MapR-DB Ingestion
Infoworks allows you to create Hive tables to project MapR-DB table data. The metadata for these tables will also be stored in the Infoworks metastore so that the Hive tables can be used in data transformations.
MapR-DB is a HBase-like case-sensitive document store which stores nested key value structures in a document. Each row in a MapR table can have different schema.
MapR-DB tables can be queried via Hive by creating a corresponding Hive table and specifying a storage handler and _id column. The _id column is a unique identifier which identifies a row and is used by Hive to query the tables.
MapR-DB Datatypes
The following table lists the data types supported by Infoworks in MapR-DB.
MapR-DB Data Types | Supported | Mapping | Infoworks Data Type | Hive Data Type |
---|---|---|---|---|
BOOLEAN | Y | Y | BOOLEAN | BOOLEAN |
BINARY | Y | Y | BINARY | BINARY |
BYTE | Y | Y | TINYINT | TINYINT |
DATE | Y | Y | DATE | DATE |
DOUBLE | Y | Y | DOUBLE | DOUBLE |
FLOAT | Y | Y | FLOAT | FLOAT |
INT | Y | Y | INT | INT |
BIGINT | Y | Y | LONG | LONG |
SHORT | Y | Y | SMALLINT | SMALLINT |
STRING | Y | Y | STRING | STRING |
TIMESTAMP | Y | Y | TIMESTAMP | TIMESTAMP |
Creating Source
In the Admin section (Admin > Source > New Source), create a source and select the source type as MapRDB. Enter the Hive schema name and HDFS location. The target Hive schema is where the Hive tables will be created corresponding to each MapR-DB table.
Configuring Source
- Click the Sources menu and select the MapR-DB source you created.
- In the Source Configuration page, click the Click here to enter them link.
- In the Settings page, enter the MapR-DB Base Path.
- Click Save and Fetch New Tables.

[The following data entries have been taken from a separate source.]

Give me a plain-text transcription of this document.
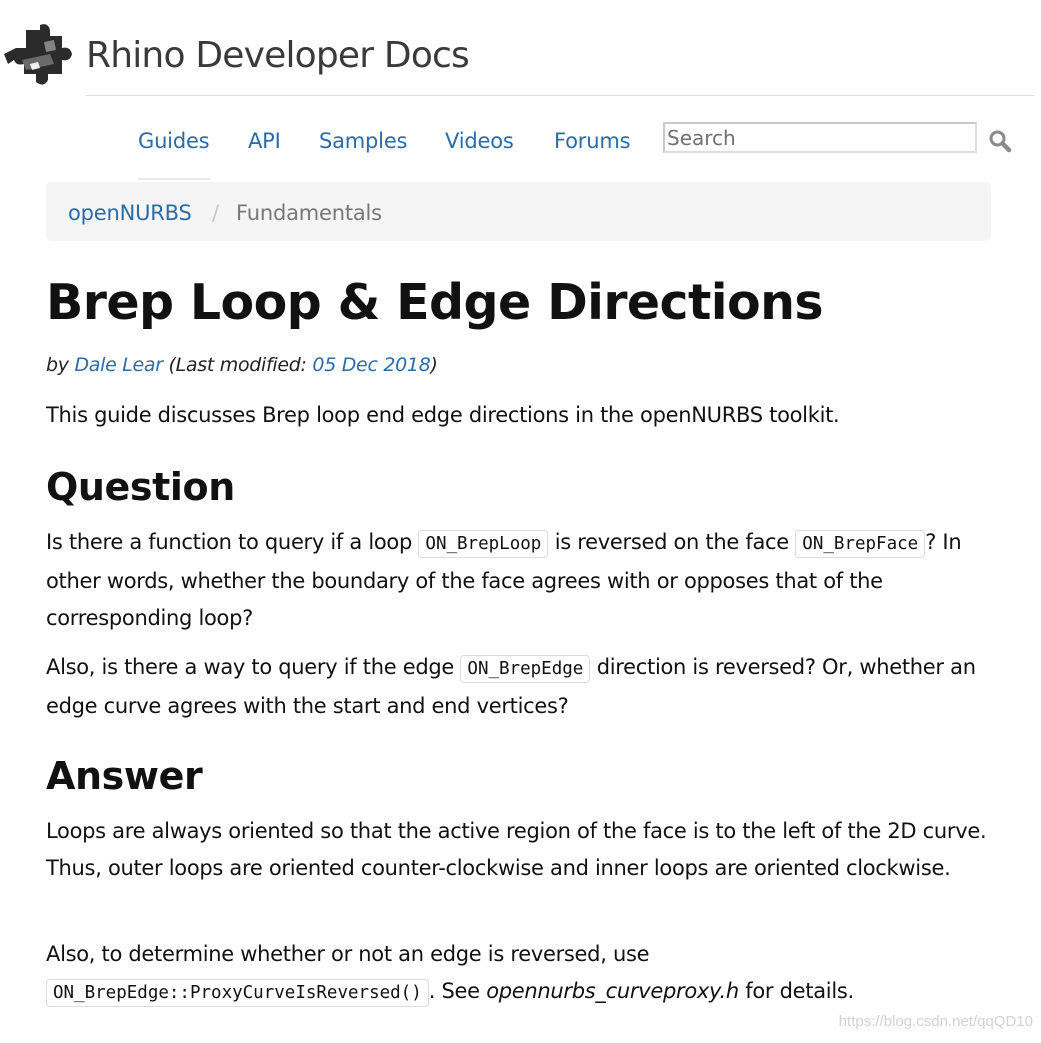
Rhino Developer Docs
Guides API Samples Videos Forums
Search
openNURBS / Fundamentals
Brep Loop & Edge Directions
by Dale Lear (Last modified: 05 Dec 2018)

This guide discusses Brep loop end edge directions in the openNURBS toolkit.

Question

Is there a function to query if a loop ON_BrepLoop is reversed on the face ON_BrepFace ? In other words, whether the boundary of the face agrees with or opposes that of the corresponding loop?

Also, is there a way to query if the edge ON_BrepEdge direction is reversed? Or, whether an edge curve agrees with the start and end vertices?

Answer

Loops are always oriented so that the active region of the face is to the left of the 2D curve. Thus, outer loops are oriented counter-clockwise and inner loops are oriented clockwise.

Also, to determine whether or not an edge is reversed, use ON_BrepEdge::ProxyCurveIsReversed() . See opennurbs_curveproxy.h for details.

https://blog.csdn.net/qqQD10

A list of tables fetched from the MapR-DB is displayed.
- Select the MapR tables for which the Hive tables must be created. Modify the Hive table name if required. You can also modify the Id column value which is _id by default. The modified Id value will be the ID column name for the Hive table.
Schema Crawl
- In the Settings page, after fetching the MapR table, click Crawl Tables. The table metadata will be stored in the Infoworks metastore and the corresponding tables will be created in Hive.
- Click the Build icon to track the job. The job summary with the details of tables crawled and skipped will be displayed.
- After successful crawl, click the Source Configuration icon. The crawled tables will be displayed. You can also verify the crawled tables in Hive.
- Click the View button for the required table. The table data viewer will be displayed.
- Click Recrawl Metadata to recrawl the metadata for the tables already crawled. This will drop and recreate the corresponding Hive tables.
The table schema is detected from the top n schema documents, n is 10 by default. This value can be set at the admin level using the MAPRDB_TYPE_DETECTION_ROW_COUNT configuration.
Limitations
- If MapR-DB table data includes key names with uppercase letters, the columns are displayed as null while querying the Hive table. This is because MapR-DB is case sensitive and Hive converts all the column names to lowercase.
- MapR-DB tables can have different schemas for each row while Hive can only have a fixed schema. Hence, it is assumed that MapR-DB rows will adhere to a superset of the detected schema.
- MapR-DB ingestion supports only MapR-DB JSON tables. Binary tables are not supported.
- The subpaths in the MapR base path will not be crawled. To create Hive tables for subpaths, you must create a different source with the subpath as the base path.